The Design sale at Piasa on July 10 was topped by two sets of rattan chairs made circa 1975 by Mario Bonacia (b.1947-) and Lorenzo ‘Renzo’ Mongiardino (1916-1999). Mongiardino provided a series of quick sketches with Bonacia, the third generation of his family to lead the firm, adapting the design to suit the materials.

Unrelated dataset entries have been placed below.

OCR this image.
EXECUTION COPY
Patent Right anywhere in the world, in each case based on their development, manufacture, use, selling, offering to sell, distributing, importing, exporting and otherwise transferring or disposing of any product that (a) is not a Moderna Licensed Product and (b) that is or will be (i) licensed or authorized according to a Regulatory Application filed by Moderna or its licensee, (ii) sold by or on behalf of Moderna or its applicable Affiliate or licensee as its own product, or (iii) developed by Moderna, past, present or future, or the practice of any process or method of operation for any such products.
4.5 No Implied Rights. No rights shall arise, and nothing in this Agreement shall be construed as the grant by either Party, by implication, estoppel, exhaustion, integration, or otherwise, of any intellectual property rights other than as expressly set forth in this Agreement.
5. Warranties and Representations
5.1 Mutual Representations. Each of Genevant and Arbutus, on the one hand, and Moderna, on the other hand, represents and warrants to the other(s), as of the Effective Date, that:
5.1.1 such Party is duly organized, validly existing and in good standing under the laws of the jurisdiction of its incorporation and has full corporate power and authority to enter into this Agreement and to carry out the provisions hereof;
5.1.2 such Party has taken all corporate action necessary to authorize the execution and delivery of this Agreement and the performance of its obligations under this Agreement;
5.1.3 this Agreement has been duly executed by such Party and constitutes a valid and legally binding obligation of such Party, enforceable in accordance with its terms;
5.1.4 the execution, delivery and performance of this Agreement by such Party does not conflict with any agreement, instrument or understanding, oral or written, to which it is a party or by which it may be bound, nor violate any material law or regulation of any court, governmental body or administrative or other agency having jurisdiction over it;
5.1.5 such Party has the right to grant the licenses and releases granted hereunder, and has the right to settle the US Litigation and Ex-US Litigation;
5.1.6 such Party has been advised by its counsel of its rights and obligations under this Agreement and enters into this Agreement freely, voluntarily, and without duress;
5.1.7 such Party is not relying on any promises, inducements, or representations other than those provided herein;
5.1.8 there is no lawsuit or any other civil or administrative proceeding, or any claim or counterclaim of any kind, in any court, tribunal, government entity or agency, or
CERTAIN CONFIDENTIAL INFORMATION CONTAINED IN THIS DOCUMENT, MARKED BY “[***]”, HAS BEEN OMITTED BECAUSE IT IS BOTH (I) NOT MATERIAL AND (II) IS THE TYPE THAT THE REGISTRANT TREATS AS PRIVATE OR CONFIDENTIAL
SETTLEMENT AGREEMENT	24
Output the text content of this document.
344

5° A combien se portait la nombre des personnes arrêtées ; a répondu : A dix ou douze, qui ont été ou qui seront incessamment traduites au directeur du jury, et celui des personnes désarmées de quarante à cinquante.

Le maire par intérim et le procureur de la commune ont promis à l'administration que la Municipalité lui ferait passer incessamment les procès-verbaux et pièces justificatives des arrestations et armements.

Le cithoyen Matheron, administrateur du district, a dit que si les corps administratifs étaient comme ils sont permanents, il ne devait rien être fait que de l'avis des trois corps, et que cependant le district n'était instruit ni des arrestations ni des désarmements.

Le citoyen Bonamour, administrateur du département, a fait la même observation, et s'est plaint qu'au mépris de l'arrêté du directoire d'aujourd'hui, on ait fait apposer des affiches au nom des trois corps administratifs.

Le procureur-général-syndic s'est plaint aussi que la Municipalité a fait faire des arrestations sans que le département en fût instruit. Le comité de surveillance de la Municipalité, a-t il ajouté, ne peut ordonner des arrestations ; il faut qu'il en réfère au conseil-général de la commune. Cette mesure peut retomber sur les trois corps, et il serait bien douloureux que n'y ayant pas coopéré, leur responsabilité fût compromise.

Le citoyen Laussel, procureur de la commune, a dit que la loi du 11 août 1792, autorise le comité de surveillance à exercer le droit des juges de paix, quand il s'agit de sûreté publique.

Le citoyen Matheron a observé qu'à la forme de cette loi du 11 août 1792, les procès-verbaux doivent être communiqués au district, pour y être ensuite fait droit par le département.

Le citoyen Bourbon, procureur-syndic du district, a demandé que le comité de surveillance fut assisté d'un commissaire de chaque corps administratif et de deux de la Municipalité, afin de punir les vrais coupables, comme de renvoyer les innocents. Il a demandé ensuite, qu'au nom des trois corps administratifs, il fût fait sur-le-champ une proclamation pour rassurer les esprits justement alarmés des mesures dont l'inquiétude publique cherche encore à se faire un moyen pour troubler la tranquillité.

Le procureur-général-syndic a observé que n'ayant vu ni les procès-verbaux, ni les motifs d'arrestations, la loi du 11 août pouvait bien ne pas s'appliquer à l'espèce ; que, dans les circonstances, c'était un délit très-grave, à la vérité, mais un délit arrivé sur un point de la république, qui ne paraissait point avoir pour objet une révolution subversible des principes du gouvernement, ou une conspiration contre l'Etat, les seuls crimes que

The chairs offered at Piasa were the white lacquered 978 model, which has long been a favorite with interior designers. Dated to 1975, the sets of eight dining armchairs and eight side chairs were presented as two lots with individual estimates of €3,000-€4,000 ($3,250-$4,325), which hammered for €24,000 ($25,950) each and sold for €31,200 ($33,750) each with buyer’s premium. A third lot of three Bonacia and Mongiardino wicker and lacquered wickerwork armchairs, estimated at €1,200-€1,800 ($1,300-$1,950), hammered for €5,500 ($5,950), or €7,150 ($7,735) with buyer’s premium.
Two Elements from a Circa-1780 Partial Louis XVI Panelled Bedroom, $24,700
LOS ANGELES – Painted wood panels from a partial Louis XVI boiserie paneled bedroom were among the 250 lots at the Design for the Home and Garden auction at Andrew Jones on July 17. The French room décor, comprising more than 20 different elements decorated in parcel gilt and gray paint, were being sold by Los Angeles interior designer Craig Wright.
The provenance of this paneled bedroom is second-to-none. Commissioned circa 1780 for the Hotel Gaulin in Dijon, the home of the aristocratic Gonthier d’Auvillars family, it has changed hands on many occasions since it was removed from the house in the early 20th century.
Acquired by the financier John Pierpont Morgan in 1922, it was later owned by the Metropolitan Museum in New York (where it was on show from 1922 to 1953), the Los Angeles County Museum of Art, and the Fine Arts Museums of San Francisco before it was first auctioned in 1997.
In distressed overall condition, with areas of overpainted restoration and some later elements, it was offered with a conservative estimate of $3,000-$6,000 and sold at $19,000, or $24,700 with buyer’s premium.